I wish our docs were more clear on this - there is an explanation of this in one of my aggregation talks but it can be hard to dig out. Note that the docs do not say the pipeline is limited to 100MBs, it’s a single stage that’s limited.
Think of the pipeline as a stream of documents - each stage takes in documents and then it outputs documents.
Some stages cannot output any documents until they have accepted all incoming documents. The most obvious example is $group. (1)

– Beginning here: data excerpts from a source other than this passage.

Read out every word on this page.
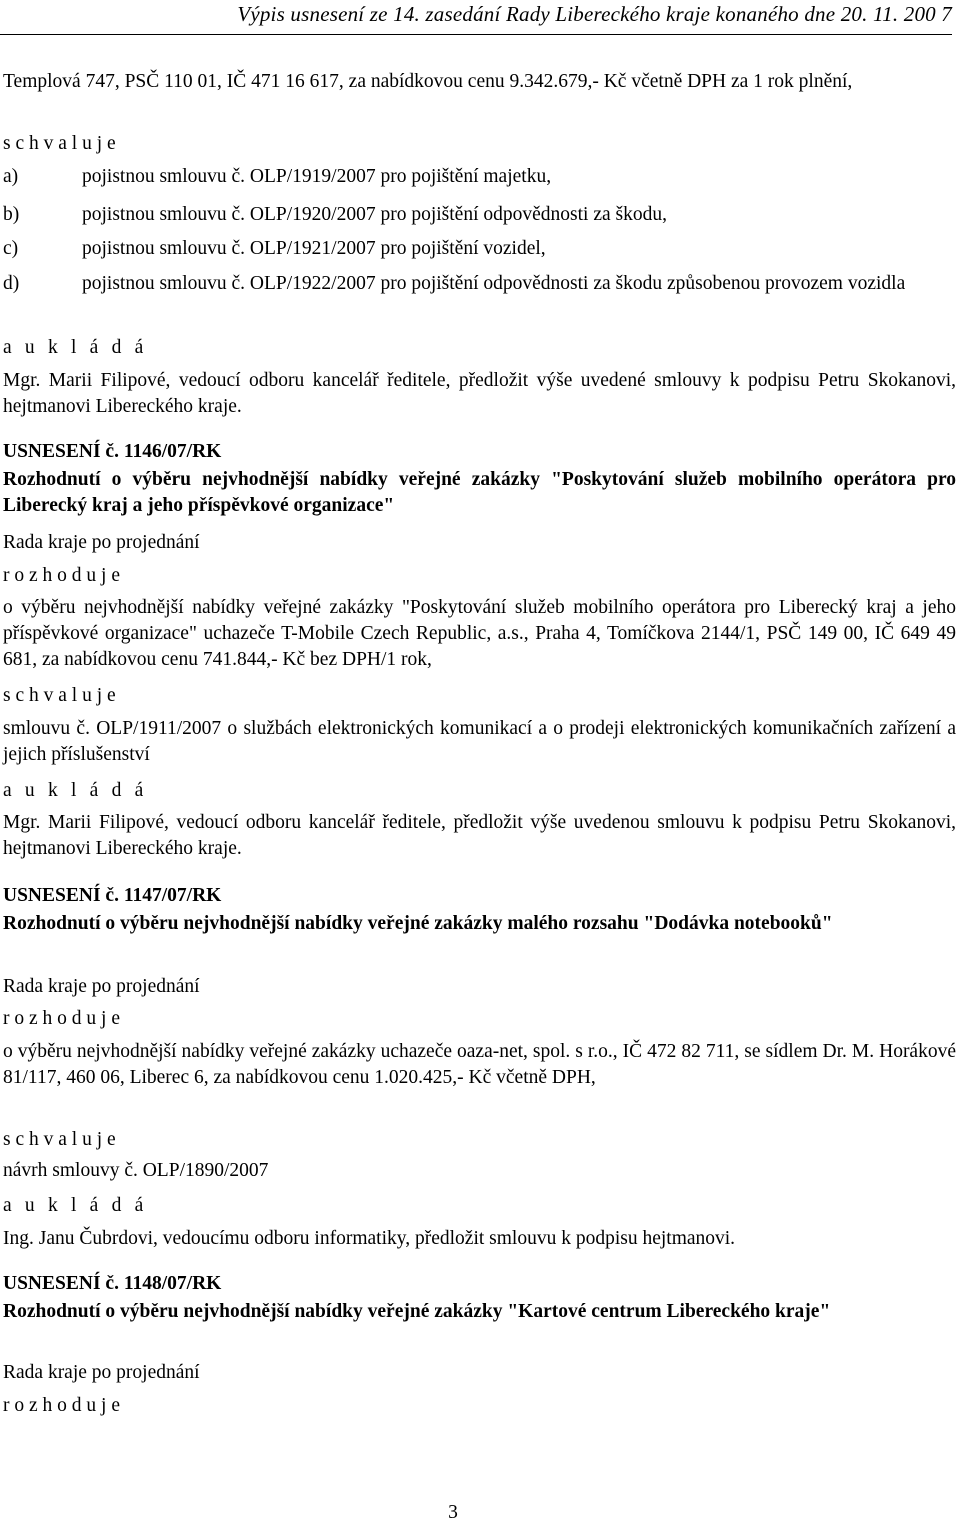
Výpis usnesení ze 14. zasedání Rady Libereckého kraje konaného dne 20. 11. 200 7
Templová 747, PSČ 110 01, IČ 471 16 617, za nabídkovou cenu 9.342.679,- Kč včetně DPH za 1 rok plnění,
s c h v a l u j e
a)	pojistnou smlouvu č. OLP/1919/2007 pro pojištění majetku,
b)	pojistnou smlouvu č. OLP/1920/2007 pro pojištění odpovědnosti za škodu,
c)	pojistnou smlouvu č. OLP/1921/2007 pro pojištění vozidel,
d)	pojistnou smlouvu č. OLP/1922/2007 pro pojištění odpovědnosti za škodu způsobenou provozem vozidla
a u k l á d á
Mgr. Marii Filipové, vedoucí odboru kancelář ředitele, předložit výše uvedené smlouvy k podpisu Petru Skokanovi, hejtmanovi Libereckého kraje.
USNESENÍ č. 1146/07/RK
Rozhodnutí o výběru nejvhodnější nabídky veřejné zakázky "Poskytování služeb mobilního operátora pro Liberecký kraj a jeho příspěvkové organizace"
Rada kraje po projednání
r o z h o d u j e
o výběru nejvhodnější nabídky veřejné zakázky "Poskytování služeb mobilního operátora pro Liberecký kraj a jeho příspěvkové organizace" uchazeče T-Mobile Czech Republic, a.s., Praha 4, Tomíčkova 2144/1, PSČ 149 00, IČ 649 49 681, za nabídkovou cenu 741.844,- Kč bez DPH/1 rok,
s c h v a l u j e
smlouvu č. OLP/1911/2007 o službách elektronických komunikací a o prodeji elektronických komunikačních zařízení a jejich příslušenství
a u k l á d á
Mgr. Marii Filipové, vedoucí odboru kancelář ředitele, předložit výše uvedenou smlouvu k podpisu Petru Skokanovi, hejtmanovi Libereckého kraje.
USNESENÍ č. 1147/07/RK
Rozhodnutí o výběru nejvhodnější nabídky veřejné zakázky malého rozsahu "Dodávka notebooků"
Rada kraje po projednání
r o z h o d u j e
o výběru nejvhodnější nabídky veřejné zakázky uchazeče oaza-net, spol. s r.o., IČ 472 82 711, se sídlem Dr. M. Horákové 81/117, 460 06, Liberec 6, za nabídkovou cenu 1.020.425,- Kč včetně DPH,
s c h v a l u j e
návrh smlouvy č. OLP/1890/2007
a u k l á d á
Ing. Janu Čubrdovi, vedoucímu odboru informatiky, předložit smlouvu k podpisu hejtmanovi.
USNESENÍ č. 1148/07/RK
Rozhodnutí o výběru nejvhodnější nabídky veřejné zakázky "Kartové centrum Libereckého kraje"
Rada kraje po projednání
r o z h o d u j e
3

That first $group you have needs to see all the documents coming in from the collection. But it only needs to output N documents, where N is the number of distinct product values in the collection. The size of original documents does not matter. The only thing that matters is the size of the “grouped” documents (the ones coming out of this stage), and each of them is just:
{ "_id": { "group_id": "XXXXX"}, "quantity": N }
That’s maybe 53-60 bytes, depending on how long your product field is. So to exceed 100MBs you would need approximately 1.7 million distinct products. More if you remove the sub-object from the _id. ![]()
I hope you can see that your aggregation will not fail due to 100MBs limit here. All the other stages in the pipeline are “streaming” stages - meaning the batches of documents stream through them and don’t have to be accumulated all at once.
Asya
(1) the other example is $sort when it’s not supported by an index, and hence causes an in-memory sort.